How are citizens best able to resist an authoritarian regime when brute strength is on the side of a repressive state apparatus to overpower dissenting crowds, and is it a duty to protest, even at the risk of arrest and torture? If nobody is willing to take to the streets, how can dictators ever be overthrown or mass movements initiated? This dilemma is again an urgent topic of debate, as public opposition within Russia to Putin’s war in Ukraine has been muted, and Russians have been fleeing the country in overwhelming numbers rather than protesting the invasion.

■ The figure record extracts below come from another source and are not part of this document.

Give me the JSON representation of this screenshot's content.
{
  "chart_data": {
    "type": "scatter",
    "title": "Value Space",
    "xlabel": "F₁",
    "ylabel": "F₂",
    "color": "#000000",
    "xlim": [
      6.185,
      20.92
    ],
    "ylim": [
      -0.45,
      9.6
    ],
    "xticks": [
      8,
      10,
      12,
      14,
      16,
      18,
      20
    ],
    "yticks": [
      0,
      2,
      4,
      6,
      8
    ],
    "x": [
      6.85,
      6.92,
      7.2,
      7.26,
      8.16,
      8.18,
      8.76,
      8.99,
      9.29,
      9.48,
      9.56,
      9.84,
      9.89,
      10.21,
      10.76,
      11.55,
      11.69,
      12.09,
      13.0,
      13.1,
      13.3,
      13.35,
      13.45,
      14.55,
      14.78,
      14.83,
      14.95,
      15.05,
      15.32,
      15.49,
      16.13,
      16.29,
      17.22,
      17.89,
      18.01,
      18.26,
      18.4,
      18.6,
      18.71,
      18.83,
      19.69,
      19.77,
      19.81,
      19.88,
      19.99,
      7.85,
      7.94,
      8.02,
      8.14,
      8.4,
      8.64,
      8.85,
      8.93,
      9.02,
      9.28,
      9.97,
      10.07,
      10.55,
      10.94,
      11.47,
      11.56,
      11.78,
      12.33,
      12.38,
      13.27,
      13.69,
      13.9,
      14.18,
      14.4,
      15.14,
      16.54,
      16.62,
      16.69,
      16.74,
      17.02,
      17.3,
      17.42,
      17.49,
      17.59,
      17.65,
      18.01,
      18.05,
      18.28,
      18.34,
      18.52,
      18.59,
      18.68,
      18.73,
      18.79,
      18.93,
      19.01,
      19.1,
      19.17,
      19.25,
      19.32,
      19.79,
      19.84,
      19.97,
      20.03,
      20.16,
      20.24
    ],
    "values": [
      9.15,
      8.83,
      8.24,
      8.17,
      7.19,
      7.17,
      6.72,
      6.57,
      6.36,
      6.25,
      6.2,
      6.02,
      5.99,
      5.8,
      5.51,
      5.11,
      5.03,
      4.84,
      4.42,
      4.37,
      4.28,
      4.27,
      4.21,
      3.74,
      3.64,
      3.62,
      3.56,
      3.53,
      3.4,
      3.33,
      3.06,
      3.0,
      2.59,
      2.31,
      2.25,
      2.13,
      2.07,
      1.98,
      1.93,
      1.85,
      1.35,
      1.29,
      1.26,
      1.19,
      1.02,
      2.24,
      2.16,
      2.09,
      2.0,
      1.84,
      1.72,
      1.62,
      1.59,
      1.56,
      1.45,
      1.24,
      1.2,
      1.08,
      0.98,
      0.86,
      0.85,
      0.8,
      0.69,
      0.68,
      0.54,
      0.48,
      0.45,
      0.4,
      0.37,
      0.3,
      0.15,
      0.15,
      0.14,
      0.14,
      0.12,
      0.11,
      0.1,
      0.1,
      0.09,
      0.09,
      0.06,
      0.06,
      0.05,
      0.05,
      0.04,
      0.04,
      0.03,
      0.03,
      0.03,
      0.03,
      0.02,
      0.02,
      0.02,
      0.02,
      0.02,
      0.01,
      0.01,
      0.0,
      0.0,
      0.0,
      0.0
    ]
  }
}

Before Russia’s imperialist abuses on the world stage brought issues around revolt to fever-pitch, the Belarusian population across the border were navigating similar concerns regarding Putin’s ally Alexander Lukashenko, who has been in power since 1994. The year 2020 saw the largest anti-government demonstrations Belarus has ever seen, as its people overcame their fears in large numbers to voice their dissatisfaction with the despot. He sought his sixth presidential term in office in elections widely considered to have been rigged and was declared the winner despite widespread support for his main opponent Sviatlana Tsikhanouskaya#, and growing outrage over his mishandling of the COVID-19 pandemic, which he denied posed a threat. As the prospect of a full-scale revolution that would topple him grew stronger, violence from security forces increased, along with reports of human rights violations against detained activists.
With Mara, screening at the Ji.hlava International Documentary Film Festival this October, Belarusian filmmaker Sasha Kulak considers how to create a tribute to the courage and spirit of those who rose up against the injustices of the state when revolution has, as yet, not removed the tyrant, and those carrying out his repression for him have still not been held accountable for persecuting their own people. A unique blend of documentary footage from the scene of the protests and elements of performance art that muse on the capacity of the imagination as a catalyst for change and freedom, the film not only bears witness to the events, to commit them to collective memory but also serves as a reminder of the now-living dream for liberation that took root in the minds and hearts of the Belarusian citizenry.
The word «mara» means «hope» or «dream» in the Belarusian language. And in Slavic culture, Mara is a female spirit who appears to people during sleep, bringing dreams or nightmares. The twin nature of the protests — with their tangible vision of freedom yet hellish reprisals; their possibility and trauma — is captured by Kulak’s atmospheric, immediate work in a way that does not underplay the power of bravery or fear. Change must first be dreamed of in order to occur, even as tyrants just as intently dream of evil, we are led to understand, in a film that grants a lot of space to the imagination and free expression as the catalysts necessary for alternate realities to be manifested. The director evokes a mythical, fairytale quality through performance sequences. In a mask that alternates between red and white (the colours of the pro-democracy opposition, taken from the ’90s flag of independent Belarus), she weaves through the protests and talks to children in a playground while sirens blare in the distance. This keeper of dreams, it is intimated, has an archetypal significance throughout human history. This fantastical layer is not merely escapist, as the documentary components do not shy away from exactly what is at stake in Belarus, and the abuse many demonstrators endured.
Powerful footage shows protesters facing off against riot police with shields, their identities masked behind helmets. The marchers we see are predominantly women — an irony not lost on us, as we consider that Lukashenko declared the nation not ready for a female president. Rather than anger, they hold white flowers and appeal to the humanity and «kind eyes» of the police as they endeavour to persuade them to shift their loyalties and go over to the side of the people; to think about who they are protecting while their relatives and friends face them. «We can’t possibly hate them. They are our children», says one woman of the line of dark-clad figures, adhering to a prevalent view that the «whole nation is dying for the sake of one fool.» As the violence escalates, and security forces in balaclavas are shown grabbing citizens from the street, shoving them into vans, the mood darkens. In voice-over, Kulak speaks of the fear of going outside and the trauma that grips the collective body. On a stage, with the costumed «Red Queen» summoned at her side, a young woman gives her eye-witness account of the beating and interrogation she endured while detained when rights meant nothing and her only thought was how to survive. A kind of force of protection for justice, and a guide collecting testimonies, the Red Queen seems, in the end, to be a witness to ensure the longevity of a certain dream of a renewed Belarus amid these nightmares. As we hear, while Belarusian citizens are all hostages of the regime now, «a better future has already happened within» them.